I really like the input DSL, but the circular dependency with the config is a problem. I have listed a few ideas to address this, though none of them are complete IMO. Maybe some combination of them will do the trick.

Need to think further on the relationship between params, config, and script

bentsherman commented 2 months ago

One way to solve the circular dependency might be to restrict the scope of params to only things that are actually workflow inputs. In other words, don't allow the config to reference params at all. Then you could define params in the pipeline code (like the output definition) and generate a YAML schema for use by external tools.

The config file should still be able to set params. Nextflow would be able to validate them at runtime because it could evaluate the params definition before it evaluates the entry workflow and output definition (the only two places where params can be used).

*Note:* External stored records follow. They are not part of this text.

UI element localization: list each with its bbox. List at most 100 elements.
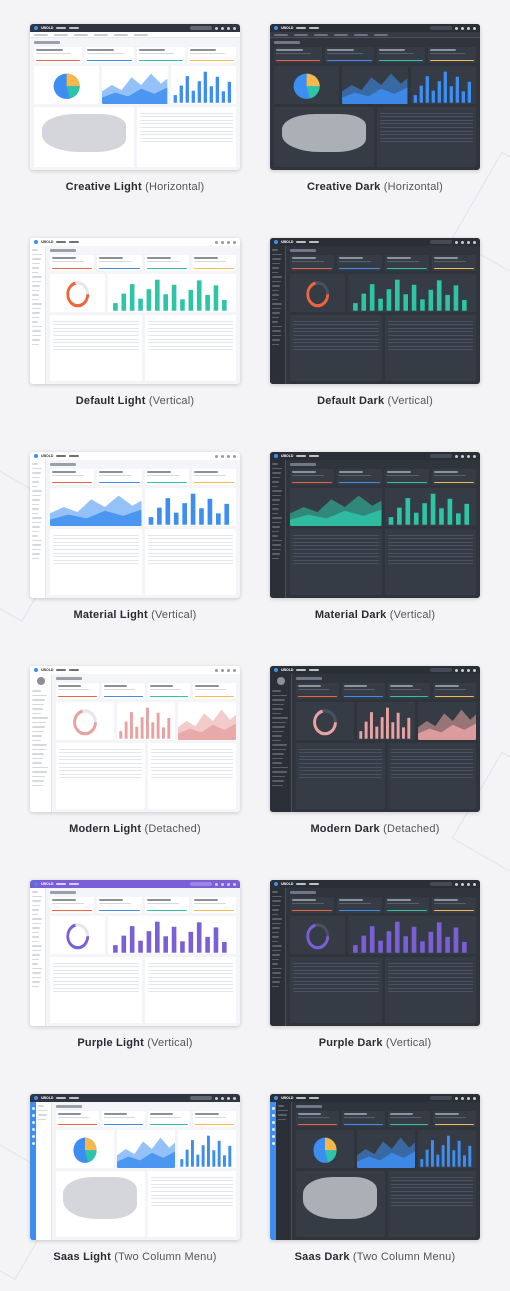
topbar-icon [467,1096,470,1100]
menu-placeholder [309,1097,320,1099]
page-title-placeholder [50,249,76,252]
chart-card [296,1130,354,1168]
bar-mark [421,503,427,525]
sidebar-item-placeholder [32,922,42,924]
topbar-icon [455,240,458,244]
sidebar-item-placeholder [272,249,278,251]
theme-card[interactable]: UBOLD Material Dark (Vertical) [270,452,480,666]
sidebar-item-placeholder [32,936,39,938]
sidebar-item-placeholder [272,940,278,942]
theme-preview[interactable]: UBOLD [30,666,240,812]
theme-card[interactable]: UBOLD Default Dark (Vertical) [270,238,480,452]
table-row-placeholder [293,980,379,982]
sidebar-item-placeholder [272,553,280,555]
preview-main [52,1102,240,1240]
stat-card [50,897,95,913]
topbar-icon [473,668,476,672]
page-title-placeholder [296,1105,322,1108]
sidebar-item-placeholder [38,1109,48,1111]
mini-chart [180,1135,232,1167]
theme-card[interactable]: UBOLD Creative Light (Horizontal) [30,24,240,238]
stat-progress-bar [146,481,187,483]
theme-preview[interactable]: UBOLD [30,452,240,598]
tables-row [50,315,236,381]
chart-card [418,702,476,740]
chart-card [117,1130,175,1168]
theme-card[interactable]: UBOLD Saas Dark (Two Column Menu) [270,1094,480,1291]
bar-mark [386,707,389,739]
theme-preview[interactable]: UBOLD [270,666,480,812]
bar-mark [353,945,359,953]
stat-value-placeholder [36,49,63,51]
table-row-placeholder [139,130,233,132]
rail-icon [271,1142,275,1145]
theme-preview[interactable]: UBOLD [30,24,240,170]
table-row-placeholder [387,538,473,540]
sidebar-item-placeholder [272,499,281,501]
charts-row [290,488,476,526]
bar-mark [130,284,135,311]
bar-mark [430,1140,434,1167]
chart-card [117,702,175,740]
bar-mark [359,731,363,739]
sidebar-item-placeholder [272,280,282,282]
rail-icon [271,1128,275,1131]
stat-card [144,255,189,271]
bar-mark [167,717,171,739]
table-row-placeholder [387,984,473,986]
theme-card[interactable]: UBOLD Default Light (Vertical) [30,238,240,452]
table-row-placeholder [139,119,233,121]
topbar-icon [467,882,470,886]
sidebar-item-placeholder [272,285,281,287]
theme-card[interactable]: UBOLD Purple Dark (Vertical) [270,880,480,1094]
theme-preview[interactable]: UBOLD [30,880,240,1026]
stat-label-placeholder [103,688,135,690]
bar-mark [185,1149,189,1167]
bar-mark [461,91,465,103]
stat-value-placeholder [433,257,458,259]
chart-card [290,916,346,954]
theme-preview[interactable]: UBOLD [30,1094,240,1240]
preview-main [286,460,480,598]
table-row-placeholder [139,116,233,118]
sidebar-item-placeholder [32,485,39,487]
bar-mark [454,927,459,953]
bar-mark [214,285,219,311]
theme-preview[interactable]: UBOLD [30,238,240,384]
bar-mark [215,513,221,525]
theme-preview[interactable]: UBOLD [270,1094,480,1240]
theme-card[interactable]: UBOLD Purple Light (Vertical) [30,880,240,1094]
sidebar-item-placeholder [272,485,279,487]
menu-placeholder [56,27,67,29]
topbar-icon [233,454,236,458]
theme-card[interactable]: UBOLD Saas Light (Two Column Menu) [30,1094,240,1291]
table-row-placeholder [53,559,139,561]
stat-value-placeholder [193,257,218,259]
theme-card[interactable]: UBOLD Creative Dark (Horizontal) [270,24,480,238]
sidebar-item-placeholder [278,1109,288,1111]
sidebar-item-placeholder [32,285,41,287]
theme-card[interactable]: UBOLD Material Light (Vertical) [30,452,240,666]
theme-preview[interactable]: UBOLD [270,452,480,598]
theme-preview[interactable]: UBOLD [270,24,480,170]
rail-icon [31,1135,35,1138]
chart-card [342,66,408,104]
theme-preview[interactable]: UBOLD [270,238,480,384]
sidebar-item-placeholder [272,927,281,929]
table-row-placeholder [390,777,473,779]
stat-card [296,1111,339,1127]
sidebar-item-placeholder [32,316,40,318]
theme-preview[interactable]: UBOLD [270,880,480,1026]
sidebar-item-placeholder [32,775,46,777]
mini-chart [388,493,469,525]
rail-icon [31,1114,35,1117]
bar-mark [455,76,459,103]
sidebar-item-placeholder [32,958,40,960]
theme-card[interactable]: UBOLD Modern Light (Detached) [30,666,240,880]
rail-icon [31,1128,35,1131]
stat-progress-bar [189,59,234,61]
table-row-placeholder [390,1201,473,1203]
sidebar-item-placeholder [32,512,38,514]
theme-card[interactable]: UBOLD Modern Dark (Detached) [270,666,480,880]
stat-progress-bar [87,59,132,61]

The params that are typically used in the config file tend to be external to the workflow itself, for example:

The main consequence is that you would only be able to use params to control workflow inputs and not config settings. Things that might previously be an additional CLI option:

$ nextflow run nf-core/rnaseq --max_cpus 24

Would become config:

$ cat extra.config
process.resourceLimits.cpus = 24

$ nextflow run nf-core/rnaseq -c extra.config

I think I life this tradeoff, though I can appreciate why many people might like the power and convenience of params as they currently work. Maybe this would be a good long-term goal to work towards. First we focus on incorporating the param schema, then we can think about adding a params definition alongside the entry workflow.